I was surprised how many use phones in the classroom…

  • 73% of AP and NWP teachers say that they and/or their students use their mobile phones in the classroom or to complete assignments

  • 45% report they or their students use e-readers and 43% use tablet computers in the classroom or to complete assignments

The bad news is that there seems to be quite a gap between use in wealthier versus low-income communities…

In addition, they report that there are striking differences in the role of technology in wealthier school districts compared with poorer school districts and that there are clear generational differences among teachers when it comes to their comfort with technology and its use in their classrooms.

Interesting to see the difference between urban and rural teachers…

Teachers of the lowest income students are the least likely to say their students have sufficient access to the digital tools they need, both in school and at home. In terms of community type, teachers in urban areas are the least likely to say their students have sufficient access to digital tools IN SCHOOL, while rural teachers are the least likely to say their students have sufficient access AT HOME.

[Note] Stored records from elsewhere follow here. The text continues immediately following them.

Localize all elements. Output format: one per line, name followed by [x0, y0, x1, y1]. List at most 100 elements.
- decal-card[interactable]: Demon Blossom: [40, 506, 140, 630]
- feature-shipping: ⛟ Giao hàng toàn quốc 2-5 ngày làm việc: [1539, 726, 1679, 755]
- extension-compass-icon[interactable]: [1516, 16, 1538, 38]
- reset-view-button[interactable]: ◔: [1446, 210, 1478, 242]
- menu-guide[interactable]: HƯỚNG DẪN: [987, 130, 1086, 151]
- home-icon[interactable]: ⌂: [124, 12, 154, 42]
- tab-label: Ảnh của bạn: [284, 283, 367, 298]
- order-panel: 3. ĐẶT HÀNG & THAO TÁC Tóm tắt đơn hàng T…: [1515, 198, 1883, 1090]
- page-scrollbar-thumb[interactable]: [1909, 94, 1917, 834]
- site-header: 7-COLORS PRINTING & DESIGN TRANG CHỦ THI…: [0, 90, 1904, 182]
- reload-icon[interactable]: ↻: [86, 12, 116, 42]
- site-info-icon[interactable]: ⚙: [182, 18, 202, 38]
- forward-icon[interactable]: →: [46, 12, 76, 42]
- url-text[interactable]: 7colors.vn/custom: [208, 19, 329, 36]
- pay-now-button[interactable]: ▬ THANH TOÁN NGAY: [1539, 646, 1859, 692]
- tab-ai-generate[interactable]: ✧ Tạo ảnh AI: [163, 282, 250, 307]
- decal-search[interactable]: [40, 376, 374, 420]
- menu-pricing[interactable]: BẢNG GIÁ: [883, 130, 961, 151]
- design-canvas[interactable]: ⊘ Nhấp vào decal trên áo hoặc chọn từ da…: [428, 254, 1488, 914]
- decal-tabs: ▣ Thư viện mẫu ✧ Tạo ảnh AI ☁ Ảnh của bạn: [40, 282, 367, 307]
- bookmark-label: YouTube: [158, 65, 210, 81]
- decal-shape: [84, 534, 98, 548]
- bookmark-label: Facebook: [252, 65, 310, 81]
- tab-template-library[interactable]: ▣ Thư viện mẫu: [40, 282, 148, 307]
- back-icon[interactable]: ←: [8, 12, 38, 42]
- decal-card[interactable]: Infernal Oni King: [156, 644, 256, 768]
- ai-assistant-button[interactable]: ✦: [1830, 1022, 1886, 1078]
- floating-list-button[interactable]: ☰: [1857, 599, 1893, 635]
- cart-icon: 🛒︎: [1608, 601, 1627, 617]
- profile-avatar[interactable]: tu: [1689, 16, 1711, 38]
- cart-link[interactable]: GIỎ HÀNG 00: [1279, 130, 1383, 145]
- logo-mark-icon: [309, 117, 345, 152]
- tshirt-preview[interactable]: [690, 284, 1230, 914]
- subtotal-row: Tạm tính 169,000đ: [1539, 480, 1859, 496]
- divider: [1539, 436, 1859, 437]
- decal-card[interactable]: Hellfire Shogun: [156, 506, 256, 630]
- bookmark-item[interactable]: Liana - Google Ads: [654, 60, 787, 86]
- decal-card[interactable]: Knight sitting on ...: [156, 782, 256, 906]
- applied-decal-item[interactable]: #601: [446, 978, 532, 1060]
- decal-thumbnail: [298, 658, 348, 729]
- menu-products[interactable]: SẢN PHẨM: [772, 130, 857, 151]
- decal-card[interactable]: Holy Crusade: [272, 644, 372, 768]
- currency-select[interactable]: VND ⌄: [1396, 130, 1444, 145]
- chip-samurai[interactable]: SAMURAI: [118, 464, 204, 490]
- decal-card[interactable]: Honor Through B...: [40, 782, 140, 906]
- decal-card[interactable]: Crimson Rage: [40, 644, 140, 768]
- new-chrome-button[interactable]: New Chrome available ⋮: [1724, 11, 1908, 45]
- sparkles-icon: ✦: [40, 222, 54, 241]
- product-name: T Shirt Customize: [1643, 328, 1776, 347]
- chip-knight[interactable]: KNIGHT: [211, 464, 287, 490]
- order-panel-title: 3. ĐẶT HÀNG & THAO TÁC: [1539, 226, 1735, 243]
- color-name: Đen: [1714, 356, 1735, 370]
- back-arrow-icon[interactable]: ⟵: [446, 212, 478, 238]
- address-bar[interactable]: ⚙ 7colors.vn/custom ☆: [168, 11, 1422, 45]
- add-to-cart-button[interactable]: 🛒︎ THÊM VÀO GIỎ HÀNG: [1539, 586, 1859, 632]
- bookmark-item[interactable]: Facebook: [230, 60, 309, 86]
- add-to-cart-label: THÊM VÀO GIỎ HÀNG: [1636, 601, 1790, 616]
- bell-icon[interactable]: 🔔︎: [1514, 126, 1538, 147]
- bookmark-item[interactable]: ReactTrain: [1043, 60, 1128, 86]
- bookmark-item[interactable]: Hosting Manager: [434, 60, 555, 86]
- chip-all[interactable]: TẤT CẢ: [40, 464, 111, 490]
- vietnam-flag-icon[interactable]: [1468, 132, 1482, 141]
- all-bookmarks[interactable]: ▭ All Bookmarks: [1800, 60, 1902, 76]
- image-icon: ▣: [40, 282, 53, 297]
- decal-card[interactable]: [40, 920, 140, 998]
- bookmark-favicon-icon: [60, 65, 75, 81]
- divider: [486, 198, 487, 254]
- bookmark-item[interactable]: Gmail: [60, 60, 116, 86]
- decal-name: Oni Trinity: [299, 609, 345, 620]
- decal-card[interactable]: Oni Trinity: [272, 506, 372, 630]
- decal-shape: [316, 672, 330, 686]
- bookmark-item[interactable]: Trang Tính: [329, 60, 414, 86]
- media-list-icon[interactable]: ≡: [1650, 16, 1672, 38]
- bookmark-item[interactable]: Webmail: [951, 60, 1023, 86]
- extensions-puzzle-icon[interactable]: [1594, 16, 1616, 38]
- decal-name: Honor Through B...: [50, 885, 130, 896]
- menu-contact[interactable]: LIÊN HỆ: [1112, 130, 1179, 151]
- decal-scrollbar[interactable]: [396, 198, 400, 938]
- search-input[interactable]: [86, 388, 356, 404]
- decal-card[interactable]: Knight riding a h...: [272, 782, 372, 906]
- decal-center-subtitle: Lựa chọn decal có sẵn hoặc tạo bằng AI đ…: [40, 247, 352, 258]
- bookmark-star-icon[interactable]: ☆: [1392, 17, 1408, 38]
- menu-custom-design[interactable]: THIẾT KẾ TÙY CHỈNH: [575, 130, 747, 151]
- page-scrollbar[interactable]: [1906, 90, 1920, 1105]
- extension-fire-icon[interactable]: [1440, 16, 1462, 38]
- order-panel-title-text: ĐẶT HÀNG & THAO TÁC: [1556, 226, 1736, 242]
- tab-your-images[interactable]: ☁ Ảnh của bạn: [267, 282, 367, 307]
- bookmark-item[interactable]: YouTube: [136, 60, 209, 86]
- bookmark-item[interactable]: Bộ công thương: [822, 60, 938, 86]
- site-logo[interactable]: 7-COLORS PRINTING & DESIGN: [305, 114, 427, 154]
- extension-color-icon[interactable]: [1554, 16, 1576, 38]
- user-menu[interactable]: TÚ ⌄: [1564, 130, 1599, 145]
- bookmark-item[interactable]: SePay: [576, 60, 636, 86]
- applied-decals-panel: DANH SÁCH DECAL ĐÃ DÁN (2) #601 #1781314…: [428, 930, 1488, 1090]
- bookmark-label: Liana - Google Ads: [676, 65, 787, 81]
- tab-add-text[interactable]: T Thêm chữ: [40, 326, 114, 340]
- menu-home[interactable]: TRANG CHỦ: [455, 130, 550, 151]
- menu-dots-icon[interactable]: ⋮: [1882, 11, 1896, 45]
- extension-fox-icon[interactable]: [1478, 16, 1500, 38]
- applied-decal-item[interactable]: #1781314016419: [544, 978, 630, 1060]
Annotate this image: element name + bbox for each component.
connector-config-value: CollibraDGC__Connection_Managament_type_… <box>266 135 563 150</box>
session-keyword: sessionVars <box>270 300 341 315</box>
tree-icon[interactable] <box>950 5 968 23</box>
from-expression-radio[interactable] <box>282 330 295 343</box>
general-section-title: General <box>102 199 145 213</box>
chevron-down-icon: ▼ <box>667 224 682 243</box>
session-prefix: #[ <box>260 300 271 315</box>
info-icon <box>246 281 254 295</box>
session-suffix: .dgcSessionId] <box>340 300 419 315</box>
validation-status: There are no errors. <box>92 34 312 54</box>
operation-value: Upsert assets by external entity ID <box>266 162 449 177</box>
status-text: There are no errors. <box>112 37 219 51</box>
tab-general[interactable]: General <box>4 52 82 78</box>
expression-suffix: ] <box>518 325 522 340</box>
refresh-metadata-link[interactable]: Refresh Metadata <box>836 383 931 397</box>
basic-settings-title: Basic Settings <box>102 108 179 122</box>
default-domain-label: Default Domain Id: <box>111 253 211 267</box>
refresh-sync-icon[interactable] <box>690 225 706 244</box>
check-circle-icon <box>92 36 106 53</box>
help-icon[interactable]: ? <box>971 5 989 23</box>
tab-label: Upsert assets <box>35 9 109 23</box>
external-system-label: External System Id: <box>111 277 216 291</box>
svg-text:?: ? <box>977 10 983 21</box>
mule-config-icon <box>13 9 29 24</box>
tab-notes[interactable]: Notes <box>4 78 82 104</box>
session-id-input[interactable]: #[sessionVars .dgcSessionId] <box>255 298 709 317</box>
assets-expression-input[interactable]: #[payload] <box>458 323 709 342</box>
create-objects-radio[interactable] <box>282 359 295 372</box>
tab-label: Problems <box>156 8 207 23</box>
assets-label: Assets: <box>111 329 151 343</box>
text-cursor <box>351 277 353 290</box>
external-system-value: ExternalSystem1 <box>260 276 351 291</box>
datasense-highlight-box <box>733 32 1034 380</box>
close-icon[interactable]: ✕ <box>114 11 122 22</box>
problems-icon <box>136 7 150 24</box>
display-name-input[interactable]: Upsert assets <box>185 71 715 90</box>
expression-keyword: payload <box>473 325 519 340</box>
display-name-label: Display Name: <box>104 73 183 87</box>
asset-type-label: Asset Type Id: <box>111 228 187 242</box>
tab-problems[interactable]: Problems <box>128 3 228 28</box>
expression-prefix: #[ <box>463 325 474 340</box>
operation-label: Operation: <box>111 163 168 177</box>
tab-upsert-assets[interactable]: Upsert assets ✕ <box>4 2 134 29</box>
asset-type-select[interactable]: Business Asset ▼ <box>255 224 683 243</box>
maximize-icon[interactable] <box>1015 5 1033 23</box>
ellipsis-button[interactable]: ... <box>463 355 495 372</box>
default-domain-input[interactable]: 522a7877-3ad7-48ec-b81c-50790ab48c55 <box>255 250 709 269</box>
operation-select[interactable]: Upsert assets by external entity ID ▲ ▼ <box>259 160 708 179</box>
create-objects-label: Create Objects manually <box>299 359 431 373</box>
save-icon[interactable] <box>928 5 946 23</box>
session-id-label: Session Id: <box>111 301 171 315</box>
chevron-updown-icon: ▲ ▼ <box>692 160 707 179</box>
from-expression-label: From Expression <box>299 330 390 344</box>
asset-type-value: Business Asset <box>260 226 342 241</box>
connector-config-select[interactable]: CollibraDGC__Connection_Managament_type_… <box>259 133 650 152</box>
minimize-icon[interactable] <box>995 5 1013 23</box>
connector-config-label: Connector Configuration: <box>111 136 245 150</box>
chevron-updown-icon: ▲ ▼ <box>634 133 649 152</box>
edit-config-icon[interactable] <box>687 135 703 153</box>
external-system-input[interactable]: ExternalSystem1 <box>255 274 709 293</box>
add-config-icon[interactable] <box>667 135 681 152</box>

This entry was posted in Digital Divide, education, Research by Ann Treacy. Bookmark the permalink.

About Ann Treacy

I have a Master’s Degree in Library and Information Science. I have been interested or involved in providing access to information through the Internet since 1994, when I worked for Minnesota’s first Internet service provider. I am pleased to be a part of the Blandin on Broadband Team. I also work with MN Coalition on Government Information, Minnesota Rural Partners, and the American Society for Information Science and Technology.

3 thoughts on “How do teachers use technology?

  1. One of the problems I see is the access to the contacts to leverage technology as much as the access to the physical technology itself. Let me explain. I once tried to explain to a radio talk show host that getting schools wired (Cat 5 or Cat6, or Coaxial cable) for the Internet is easy. Getting them the actual connectivity to the Internet (ISP, Access Devices, DSL Modems, DOCSIS Modems, FTTP Terminals) is harder, the hardest task of all is getting access to equipment (Computers, Switches, Routers) that are not old and worn out. I went through the Washington DC public school system K-11, 12 (this is a long story), which was no picnic, the books were old, the equipment was even older. One thing got me through all of this with some sense of optimism and understanding, was the thought of one day being able to correct all of this. Well, as an adult who is in the industry, and has even in some small way has had an effect on the field of technology, I am still at a lost when it comes to this subject because I now have both sides of the story. On one side, any wiring or connectivity to the Internet for public schools is going to have to be controlled by the state (installed by state personnel); private industry should not have to support public interest, unless the private companies supporting the government are going to get something out of it (incentives).
    Now, support of and providing equipment for the project is the hardest part of this process. As I said I went to public schools during most of my educational career, and let’s just say as hard as it is for me to admit this, but I went to school with some real “posterior orifices” (feel free to omit this if you must). You, know, the guys who steal stuff just because it is there. If you do supply equipment to the public schools you better expect for most of it to end up damaged or stolen, sounds harsh right. Well, it is a reality of life; people who are poor are more likely to steal (to support themselves) than those who are not poor, is it Politically Correct? No, it is not, but as a person who learned to sleep on his back so that if anybody broke in to the house, I would be prepared to take action, I tend to have a unique perspective on this. The question from me is How will someone guarantee or assure the safety and continued functionality of the equipment? If not is the school system prepared to support the replacement of the equipment? If these questions are answered then how will the teacher being supportive of the class manage system upkeep and teach the class, or will a private firm maintain the equipment? So many questions before the first paths are put in.

  2. Henry,

    Thanks for your unique perspective. Last month I was touring various schools, community centers and other places and this came up as well – in terms of the portability and walkability of iPads. Not being on the frontlines, I must admit I don’t give it much thought.

    It is a tough conundrum – I think attractive equipment may walk away in all neighborhoods, but some are better able to recover from the loss. I remember someone having equipment that only worked within the walls of the school or something like that but that doesn’t seem very practical.

    Maybe the next generation buildings will be smarter – that may help – but that help will be tomorrow not today. Maybe someone reading this will have some ideas for today.